Se dunque è necessario rilanciare l’annuncio, allo stesso tempo il Decano del Villoresi nota ora una partecipazione più convinta tra chi segue la vita della comunità, nella direzione appunto di quel «cristianesimo di convinzione» e non, invece, «di convenzione», su cui insisteva il cardinale Martini.
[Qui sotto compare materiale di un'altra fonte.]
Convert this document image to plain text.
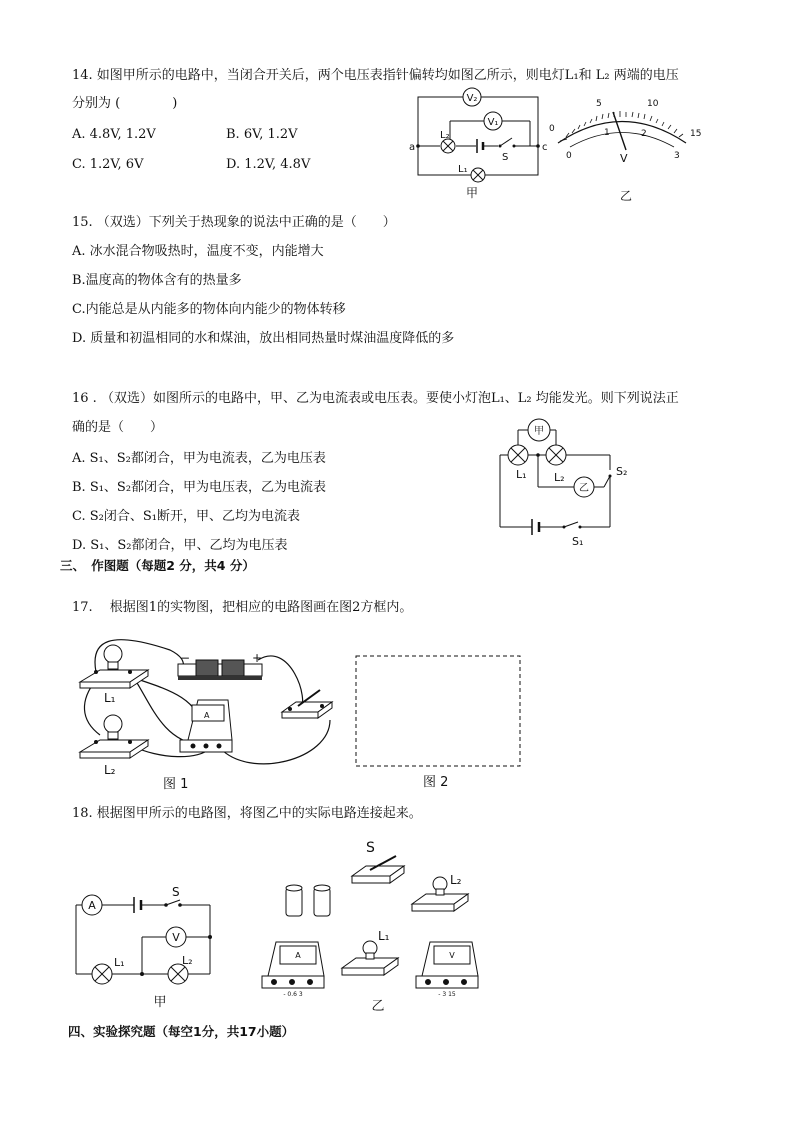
14. 如图甲所示的电路中，当闭合开关后，两个电压表指针偏转均如图乙所示，则电灯L₁和 L₂ 两端的电压
分别为 (　　　　)
A. 4.8V, 1.2V	B. 6V, 1.2V
C. 1.2V, 6V	D. 1.2V, 4.8V
V₂
V₁
L₂
S
L₁
a	c
甲
5	10
15
0
0
1	2
3
V
乙
15. （双选）下列关于热现象的说法中正确的是（　　）
A. 冰水混合物吸热时，温度不变，内能增大
B.温度高的物体含有的热量多
C.内能总是从内能多的物体向内能少的物体转移
D. 质量和初温相同的水和煤油，放出相同热量时煤油温度降低的多
16 . （双选）如图所示的电路中，甲、乙为电流表或电压表。要使小灯泡L₁、L₂ 均能发光。则下列说法正
确的是（　　）
A. S₁、S₂都闭合，甲为电流表，乙为电压表
B. S₁、S₂都闭合，甲为电压表，乙为电流表
C. S₂闭合、S₁断开，甲、乙均为电流表
D. S₁、S₂都闭合，甲、乙均为电压表
甲
L₁ L₂
乙
S₂
S₁
三、　作图题（每题2 分，共4 分）
17.　 根据图1的实物图，把相应的电路图画在图2方框内。
L₁
L₂
−	+
A
图 1	图 2
18. 根据图甲所示的电路图，将图乙中的实际电路连接起来。
A
S
V
L₁	L₂
甲
S
L₂
A
- 0.6 3
L₁
V
- 3 15
乙
四、实验探究题（每空1分，共17小题）
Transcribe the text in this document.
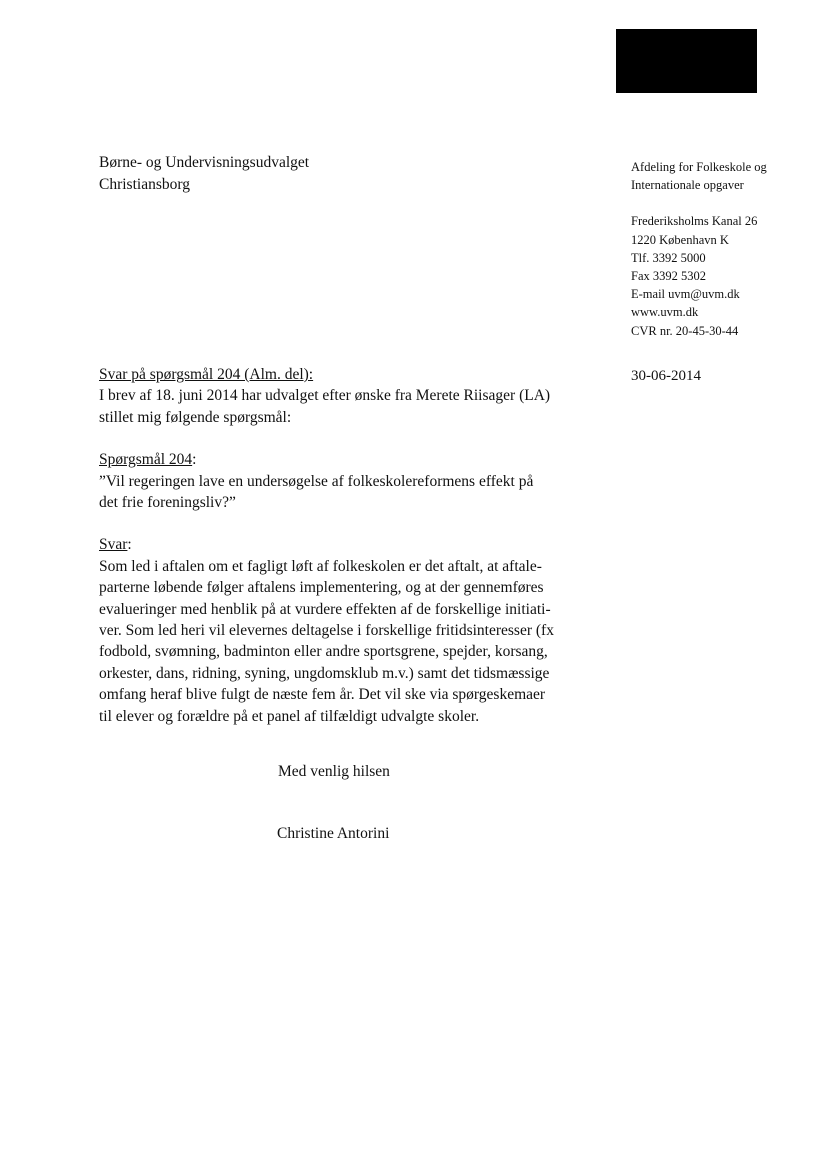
Børne- og Undervisningsudvalget
Christiansborg
Afdeling for Folkeskole og
Internationale opgaver
Frederiksholms Kanal 26
1220 København K
Tlf. 3392 5000
Fax 3392 5302
E-mail uvm@uvm.dk
www.uvm.dk
CVR nr. 20-45-30-44
30-06-2014

Svar på spørgsmål 204 (Alm. del):

I brev af 18. juni 2014 har udvalget efter ønske fra Merete Riisager (LA)

stillet mig følgende spørgsmål:

Spørgsmål 204:

”Vil regeringen lave en undersøgelse af folkeskolereformens effekt på

det frie foreningsliv?”

Svar:

Som led i aftalen om et fagligt løft af folkeskolen er det aftalt, at aftale-

parterne løbende følger aftalens implementering, og at der gennemføres

evalueringer med henblik på at vurdere effekten af de forskellige initiati-

ver. Som led heri vil elevernes deltagelse i forskellige fritidsinteresser (fx

fodbold, svømning, badminton eller andre sportsgrene, spejder, korsang,

orkester, dans, ridning, syning, ungdomsklub m.v.) samt det tidsmæssige

omfang heraf blive fulgt de næste fem år. Det vil ske via spørgeskemaer

til elever og forældre på et panel af tilfældigt udvalgte skoler.

Med venlig hilsen
Christine Antorini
C’è, dunque, «una decisione personale nella vita di fede».

Vocazione e libertà
Il Decano racconta di un orientamento analogo emerso anche dalla riflessione che insieme ai suoi confratelli e a tutta la diaconia del Decanato ha condotto recentemente sul tema della vocazione, lavorando al contributo per il Consiglio presbiterale diocesano: ne è emersa la convinzione che «parlare di vocazione significhi parlare di Gesù come uomo libero, che chiama anche noi a essere persone libere come lui». Don Giacinto sottolinea che già tutta la pastorale giovanile, anche nel suo Decanato, guarda in questa direzione, con un «invito ai giovani innanzitutto a incontrarsi e a innamorarsi di Gesù, e dunque a seguirlo».
Sinodo e disabilità
Composto anche da Comuni piccoli, il Decanato vede una collaborazione tra parrocchie soprattutto nella pastorale giovanile, a partire dagli anni delle medie. E se, come abbiamo detto, la comunione tra consacrati non manca, don Giacinto spiega che le parrocchie hanno colto l’occasione della Visita pastorale in corso in queste settimane per chiedere all’Arcivescovo un’indicazione su come dare concretezza al cammino sinodale, così che questa diventi un’attenzione di tutta la comunità, e non qualcosa che riguarda solo gli addetti ai lavori.
In questi giorni la Visita pastorale è scandita dagli incontri con molte realtà che nel Decanato lavorano nell’ambito della disabilità. Sono incontri che, sottolinea Tunesi, «esprimono una sensibilità reale e consolidata, in una dimensione del servizio in cui tutte le comunità si sentono interpellate. È questo – osserva – il bello del Decanato, al di là del fatto che Arluno o Pregnana (due Comuni ai lati opposti del territorio) si appoggino a un servizio oppure a un altro. Un decanato policentrico, dunque, ma in comunione nel cammino spirituale.